Floor Seats II
A$AP Ferg
Nous ne vous apprenons rien en vous rappelant qu’avec son compère A$AP Rocky, A$AP Ferg a revitalisé une scène new-yorkaise fortement tournée vers le Sud des États-Unis, allant jusqu'à se surnommer le Trap Lord. Cherchant la complémentarité avec son confrère rempli de swag et de glamour, Ferg avait choisi de devenir un entertainer, un personnage amusant. Le titre de sa nouvelle série de projets initiée l’année passée, Floor Seats, ne peut mieux décrire sa musique : s’entourer des meilleurs, s’extasier de leur mojo (quitte à parfois leur donner trop de place) et enjailler les foules.
Si le featuring avec Marilyn Manson peut paraître assez racoleur sur papier quand on connaît la fascination souvent très superficielle des rappeurs US pour les rockstars, il est impossible de nier que l'icône de l'indus grand public s’en sort très bien dans son rôle d'agent provocateur. Les morceaux qui suivent (l’hommage à Dennis Rodman en compagnie de Tyga, le syncopé « In It » en compagnie de la B*tch From Da South Mulatto) perpétuent ce goût pour l’éclectisme et le crossover improbable, un exercice auquel Ferg est particulièrement rodé et qui procure un vrai plaisir d'écoute. Et si Rocky et Ferg n’ont jamais caché leur fascination pour le côté flambeur du Dipset de Harlem et l'extravagance de la G-Unit du Queens, c’est aujourd’hui avec la nouvelle génération drill que Ferg fricote, et s'en sort plutôt bien sur « No Ceilings » et « Aussie Freaks ». Mentionnons également le banger 5 étoiles « Move Ya Hips ». D’une facture très classique, mais redoutablement efficace (MadeinTYO, qui se charge des refrains, fait de l'ombre Ty Dolla $ign), le morceau propose même le meilleur couplet de la jeune maman Nicki Minaj.
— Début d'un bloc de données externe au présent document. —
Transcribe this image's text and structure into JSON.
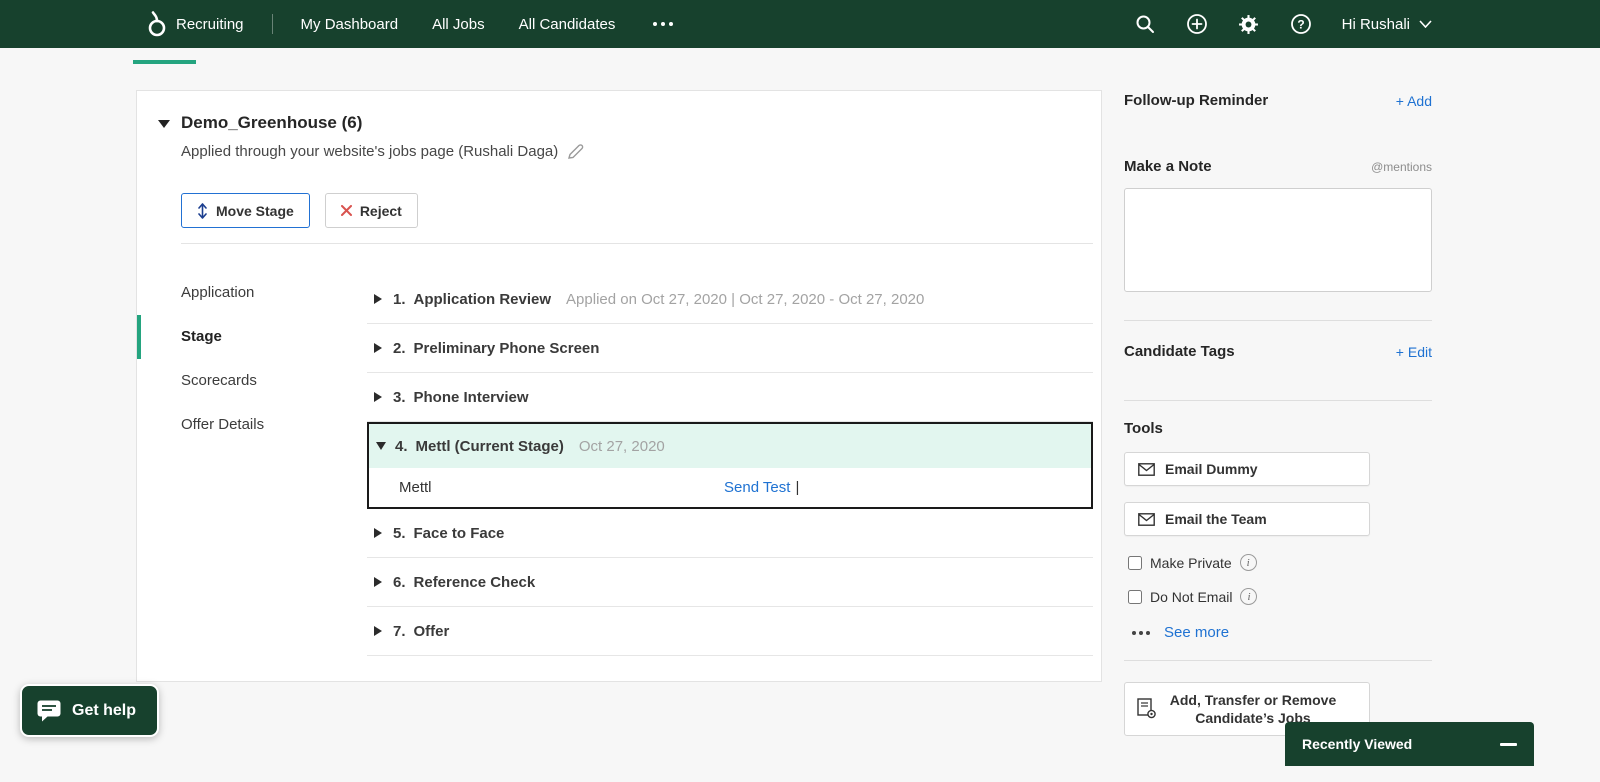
{
  "nav": {
    "brand": "Recruiting",
    "items": [
      {
        "label": "My Dashboard"
      },
      {
        "label": "All Jobs"
      },
      {
        "label": "All Candidates"
      }
    ],
    "greeting": "Hi Rushali"
  },
  "colors": {
    "nav_green": "#17412d",
    "accent_green": "#24a47f",
    "link_blue": "#1f72d2",
    "reject_red": "#d9534f",
    "current_stage_bg": "#e2f6ef"
  },
  "header": {
    "title": "Demo_Greenhouse (6)",
    "subtitle": "Applied through your website's jobs page (Rushali Daga)"
  },
  "actions": {
    "move_stage": "Move Stage",
    "reject": "Reject"
  },
  "tabs": [
    {
      "label": "Application"
    },
    {
      "label": "Stage"
    },
    {
      "label": "Scorecards"
    },
    {
      "label": "Offer Details"
    }
  ],
  "stages": [
    {
      "num": "1.",
      "name": "Application Review",
      "meta": "Applied on Oct 27, 2020 | Oct 27, 2020 - Oct 27, 2020"
    },
    {
      "num": "2.",
      "name": "Preliminary Phone Screen"
    },
    {
      "num": "3.",
      "name": "Phone Interview"
    },
    {
      "num": "4.",
      "name": "Mettl (Current Stage)",
      "meta": "Oct 27, 2020",
      "detail": {
        "label": "Mettl",
        "action": "Send Test",
        "separator": "|"
      }
    },
    {
      "num": "5.",
      "name": "Face to Face"
    },
    {
      "num": "6.",
      "name": "Reference Check"
    },
    {
      "num": "7.",
      "name": "Offer"
    }
  ],
  "sidebar": {
    "followup": {
      "title": "Follow-up Reminder",
      "add": "+ Add"
    },
    "note": {
      "title": "Make a Note",
      "mentions": "@mentions",
      "value": ""
    },
    "tags": {
      "title": "Candidate Tags",
      "edit": "+ Edit"
    },
    "tools": {
      "title": "Tools",
      "email_dummy": "Email Dummy",
      "email_team": "Email the Team",
      "make_private": "Make Private",
      "do_not_email": "Do Not Email",
      "see_more": "See more",
      "jobs_button": "Add, Transfer or Remove Candidate’s Jobs"
    }
  },
  "floating": {
    "get_help": "Get help",
    "recently_viewed": "Recently Viewed"
  }
}
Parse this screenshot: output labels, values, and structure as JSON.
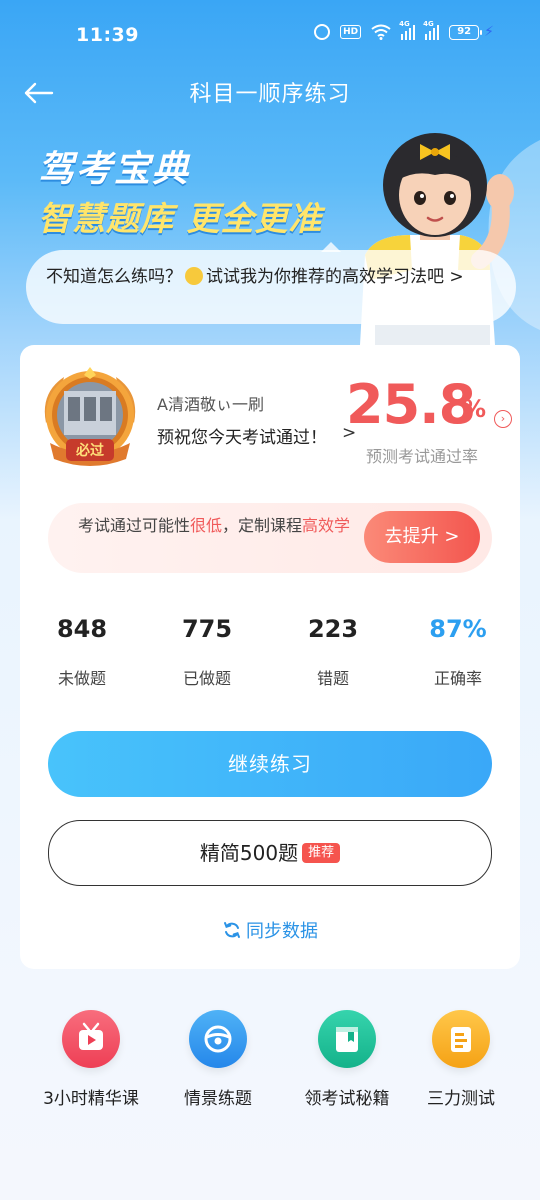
{
  "status_bar": {
    "time": "11:39",
    "battery": "92",
    "hd": "HD",
    "net1": "4G",
    "net2": "4G"
  },
  "nav": {
    "title": "科目一顺序练习",
    "back_icon": "arrow-left-icon"
  },
  "banner": {
    "line1": "驾考宝典",
    "line2": "智慧题库 更全更准",
    "tip": "不知道怎么练吗？",
    "tip_after_emoji": "试试我为你推荐的高效学习法吧 >"
  },
  "profile": {
    "medal_text": "必过",
    "username": "A清酒敬ぃ一刷",
    "wish": "预祝您今天考试通过！",
    "wish_arrow": ">",
    "pass_rate": "25.8",
    "pass_rate_unit": "%",
    "pass_rate_label": "预测考试通过率"
  },
  "tip_box": {
    "text_a": "考试通过可能性",
    "text_low": "很低",
    "text_b": "，定制课程",
    "text_high": "高效学",
    "button": "去提升 >"
  },
  "stats": [
    {
      "value": "848",
      "label": "未做题"
    },
    {
      "value": "775",
      "label": "已做题"
    },
    {
      "value": "223",
      "label": "错题"
    },
    {
      "value": "87%",
      "label": "正确率"
    }
  ],
  "buttons": {
    "continue": "继续练习",
    "simplified": "精简500题",
    "recommend_badge": "推荐",
    "sync": "同步数据"
  },
  "entries": [
    {
      "label": "3小时精华课",
      "icon": "video-play-icon",
      "color": "#f25567"
    },
    {
      "label": "情景练题",
      "icon": "steering-wheel-icon",
      "color": "#2f9bf0"
    },
    {
      "label": "领考试秘籍",
      "icon": "book-icon",
      "color": "#21c29a"
    },
    {
      "label": "三力测试",
      "icon": "test-paper-icon",
      "color": "#fbb22d"
    }
  ]
}
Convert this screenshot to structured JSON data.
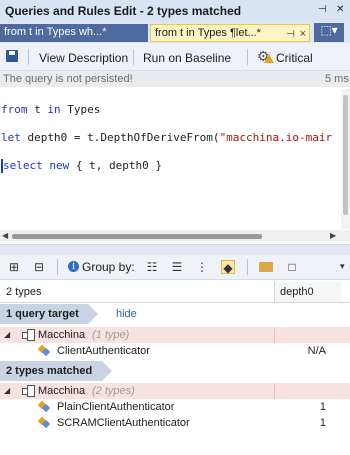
{
  "window": {
    "title": "Queries and Rules Edit  - 2 types matched",
    "pin_icon": "pin-icon",
    "close_icon": "close-icon"
  },
  "tabs": [
    {
      "label": "from t in Types wh...*"
    },
    {
      "label": "from t in Types ¶let...*",
      "pin": "⊣",
      "close": "×"
    }
  ],
  "toolbar": {
    "view_description": "View Description",
    "run_on_baseline": "Run on Baseline",
    "critical": "Critical"
  },
  "status": {
    "message": "The query is not persisted!",
    "time": "5 ms"
  },
  "code": {
    "line1": {
      "kw1": "from",
      "t": " t ",
      "kw2": "in",
      "rest": " Types"
    },
    "line2": {
      "kw": "let",
      "rest": " depth0 = t.DepthOfDeriveFrom(",
      "str": "\"macchina.io-mair"
    },
    "line3": {
      "kw1": "select",
      "sp": " ",
      "kw2": "new",
      "rest": " { t, depth0 }"
    }
  },
  "results_toolbar": {
    "group_by": "Group by:"
  },
  "grid": {
    "header": {
      "count": "2 types",
      "column": "depth0"
    },
    "sections": [
      {
        "label": "1 query target",
        "action": "hide",
        "group": {
          "name": "Macchina",
          "count": "(1 type)"
        },
        "rows": [
          {
            "name": "ClientAuthenticator",
            "value": "N/A"
          }
        ]
      },
      {
        "label": "2 types matched",
        "group": {
          "name": "Macchina",
          "count": "(2 types)"
        },
        "rows": [
          {
            "name": "PlainClientAuthenticator",
            "value": "1"
          },
          {
            "name": "SCRAMClientAuthenticator",
            "value": "1"
          }
        ]
      }
    ]
  },
  "colors": {
    "accent": "#4e6ba0",
    "keyword": "#1f35c9",
    "string": "#a31515",
    "section": "#c9d3e4",
    "group_row": "#f8e1e1"
  }
}
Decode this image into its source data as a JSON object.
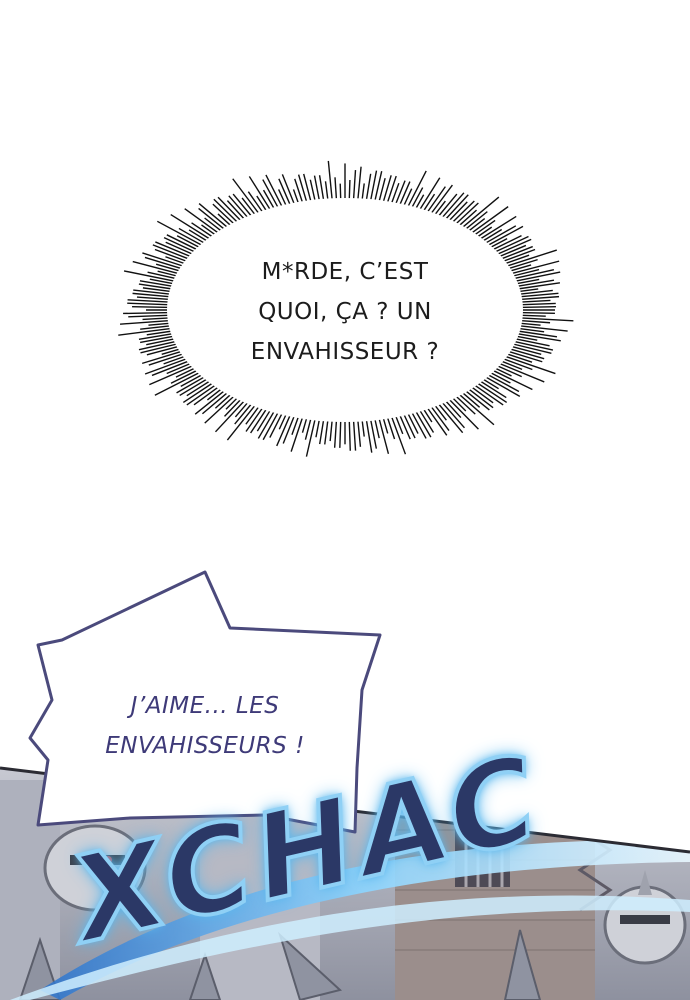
{
  "thought_bubble": {
    "lines": [
      "M*RDE, C’EST",
      "QUOI, ÇA ? UN",
      "ENVAHISSEUR ?"
    ]
  },
  "shout_bubble": {
    "lines": [
      "J’AIME... LES",
      "ENVAHISSEURS !"
    ]
  },
  "sound_effect": {
    "text": "XCHAC"
  },
  "colors": {
    "background": "#ffffff",
    "thought_text": "#1c1c1c",
    "shout_text": "#3e3a78",
    "shout_outline": "#4b4a7c",
    "sfx_fill": "#2b3866",
    "sfx_glow": "#8fd0f5",
    "slash_blue": "#5aa9e6"
  }
}
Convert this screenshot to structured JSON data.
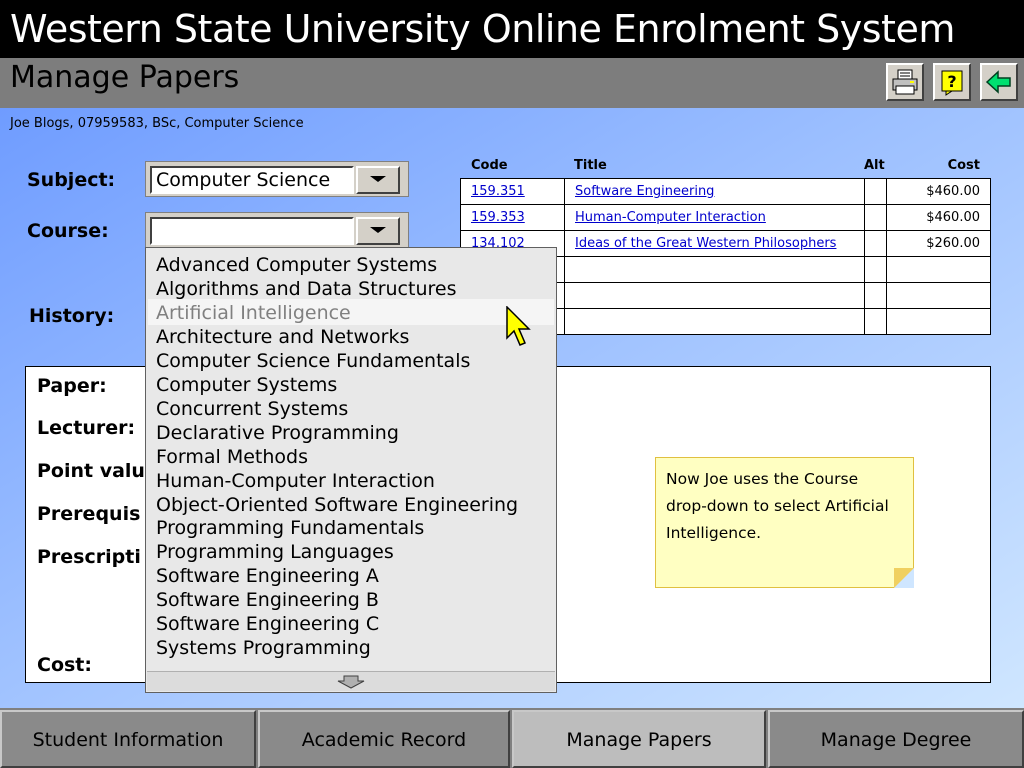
{
  "app": {
    "title": "Western State University Online Enrolment System"
  },
  "header": {
    "page_title": "Manage Papers"
  },
  "toolbar": {
    "icons": [
      "printer-icon",
      "help-icon",
      "back-arrow-icon"
    ]
  },
  "student": {
    "line": "Joe Blogs, 07959583, BSc, Computer Science"
  },
  "form": {
    "subject_label": "Subject:",
    "subject_value": "Computer Science",
    "course_label": "Course:",
    "course_value": "",
    "history_label": "History:"
  },
  "table": {
    "headers": {
      "code": "Code",
      "title": "Title",
      "alt": "Alt",
      "cost": "Cost"
    },
    "rows": [
      {
        "code": "159.351",
        "title": "Software Engineering",
        "cost": "$460.00"
      },
      {
        "code": "159.353",
        "title": "Human-Computer Interaction",
        "cost": "$460.00"
      },
      {
        "code": "134.102",
        "title": "Ideas of the Great Western Philosophers",
        "cost": "$260.00"
      }
    ]
  },
  "detail": {
    "paper_label": "Paper:",
    "lecturer_label": "Lecturer:",
    "points_label": "Point valu",
    "prereq_label": "Prerequis",
    "prescription_label": "Prescripti",
    "cost_label": "Cost:"
  },
  "note": {
    "text": "Now Joe uses the Course drop-down to select Artificial Intelligence."
  },
  "course_list": {
    "highlighted_index": 2,
    "options": [
      "Advanced Computer Systems",
      "Algorithms and Data Structures",
      "Artificial Intelligence",
      "Architecture and Networks",
      "Computer Science Fundamentals",
      "Computer Systems",
      "Concurrent Systems",
      "Declarative Programming",
      "Formal Methods",
      "Human-Computer Interaction",
      "Object-Oriented Software Engineering",
      "Programming Fundamentals",
      "Programming Languages",
      "Software Engineering A",
      "Software Engineering B",
      "Software Engineering C",
      "Systems Programming"
    ]
  },
  "tabs": [
    {
      "label": "Student Information",
      "active": false
    },
    {
      "label": "Academic Record",
      "active": false
    },
    {
      "label": "Manage Papers",
      "active": true
    },
    {
      "label": "Manage Degree",
      "active": false
    }
  ],
  "colors": {
    "accent_blue": "#6f9cff",
    "note_bg": "#ffffc2",
    "link": "#0000cc"
  }
}
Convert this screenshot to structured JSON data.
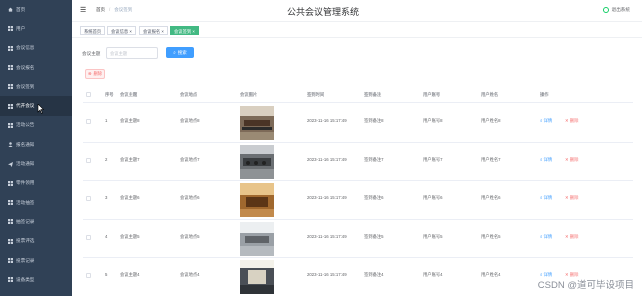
{
  "sidebar": {
    "items": [
      {
        "label": "首页",
        "icon": "home-icon"
      },
      {
        "label": "用户",
        "icon": "grid-icon"
      },
      {
        "label": "会议信息",
        "icon": "grid-icon"
      },
      {
        "label": "会议报名",
        "icon": "grid-icon"
      },
      {
        "label": "会议签到",
        "icon": "grid-icon"
      },
      {
        "label": "代开会议",
        "icon": "grid-icon"
      },
      {
        "label": "活动公告",
        "icon": "grid-icon"
      },
      {
        "label": "报名通知",
        "icon": "user-icon"
      },
      {
        "label": "活动通知",
        "icon": "send-icon"
      },
      {
        "label": "零件领用",
        "icon": "grid-icon"
      },
      {
        "label": "活动抽签",
        "icon": "grid-icon"
      },
      {
        "label": "抽签记录",
        "icon": "grid-icon"
      },
      {
        "label": "投票评选",
        "icon": "grid-icon"
      },
      {
        "label": "投票记录",
        "icon": "grid-icon"
      },
      {
        "label": "设备类型",
        "icon": "grid-icon"
      }
    ],
    "active_index": 5
  },
  "topbar": {
    "breadcrumb_home": "首页",
    "breadcrumb_current": "会议签到",
    "title": "公共会议管理系统",
    "logout": "退出系统"
  },
  "tags": [
    "系统首页",
    "会议信息 ×",
    "会议报名 ×",
    "会议签到 ×"
  ],
  "search": {
    "label": "会议主题",
    "placeholder": "会议主题",
    "button": "搜索"
  },
  "delete_button": "删除",
  "table": {
    "headers": [
      "序号",
      "会议主题",
      "会议地点",
      "会议图片",
      "签到时间",
      "签到备注",
      "用户账号",
      "用户姓名",
      "操作"
    ],
    "rows": [
      {
        "no": "1",
        "topic": "会议主题8",
        "place": "会议地点8",
        "time": "2023-11-16 15:17:49",
        "note": "签到备注8",
        "account": "用户账号8",
        "name": "用户姓名8"
      },
      {
        "no": "2",
        "topic": "会议主题7",
        "place": "会议地点7",
        "time": "2023-11-16 15:17:49",
        "note": "签到备注7",
        "account": "用户账号7",
        "name": "用户姓名7"
      },
      {
        "no": "3",
        "topic": "会议主题6",
        "place": "会议地点6",
        "time": "2023-11-16 15:17:49",
        "note": "签到备注6",
        "account": "用户账号6",
        "name": "用户姓名6"
      },
      {
        "no": "4",
        "topic": "会议主题5",
        "place": "会议地点5",
        "time": "2023-11-16 15:17:49",
        "note": "签到备注5",
        "account": "用户账号5",
        "name": "用户姓名5"
      },
      {
        "no": "5",
        "topic": "会议主题4",
        "place": "会议地点4",
        "time": "2023-11-16 15:17:49",
        "note": "签到备注4",
        "account": "用户账号4",
        "name": "用户姓名4"
      }
    ],
    "action_detail": "详情",
    "action_delete": "删除"
  },
  "watermark": "CSDN @道可毕设项目",
  "colors": {
    "sidebar_bg": "#304156",
    "primary": "#409eff",
    "danger": "#f56c6c",
    "active_tag": "#42b983"
  }
}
Fort de ses plus de 10 ans de carrière et de toute la confiance qu’il a pu accumuler au contact des autres trap lords d'Amérique, Ferg souhaite se montrer plus mature, et ose s’aventurer en fin d’album sur le terrain éminemment casse-gueule du rap conscient. Le surprenant « Hectic », avec un featuring de Puffy, réussit à nous surprendre agréablement : parler du mouvement Black Lives Matter et de la pandémie peut vite s’avérer fastidieux quand on n'a pas les épaules suffisamment larges, mais Ferg réussit à nous sortir un morceau aux textes simples mais percutants. Et puis sur « Big A$AP », bonus track rendu solaire par la voix de Monica et le sample de Keni Burke, A$AP Ferg termine en évoquant ses récentes anicroches avec les grands manitous du A$AP Mob. Visiblement plus proche d’en partir que d’y rester, il n’en reste pas moins lucide sur l'hypocrisie de l’industrie et l’importance de se montrer résilient. Une conclusion pleine de sagesse à un album particulièrement riche et varié.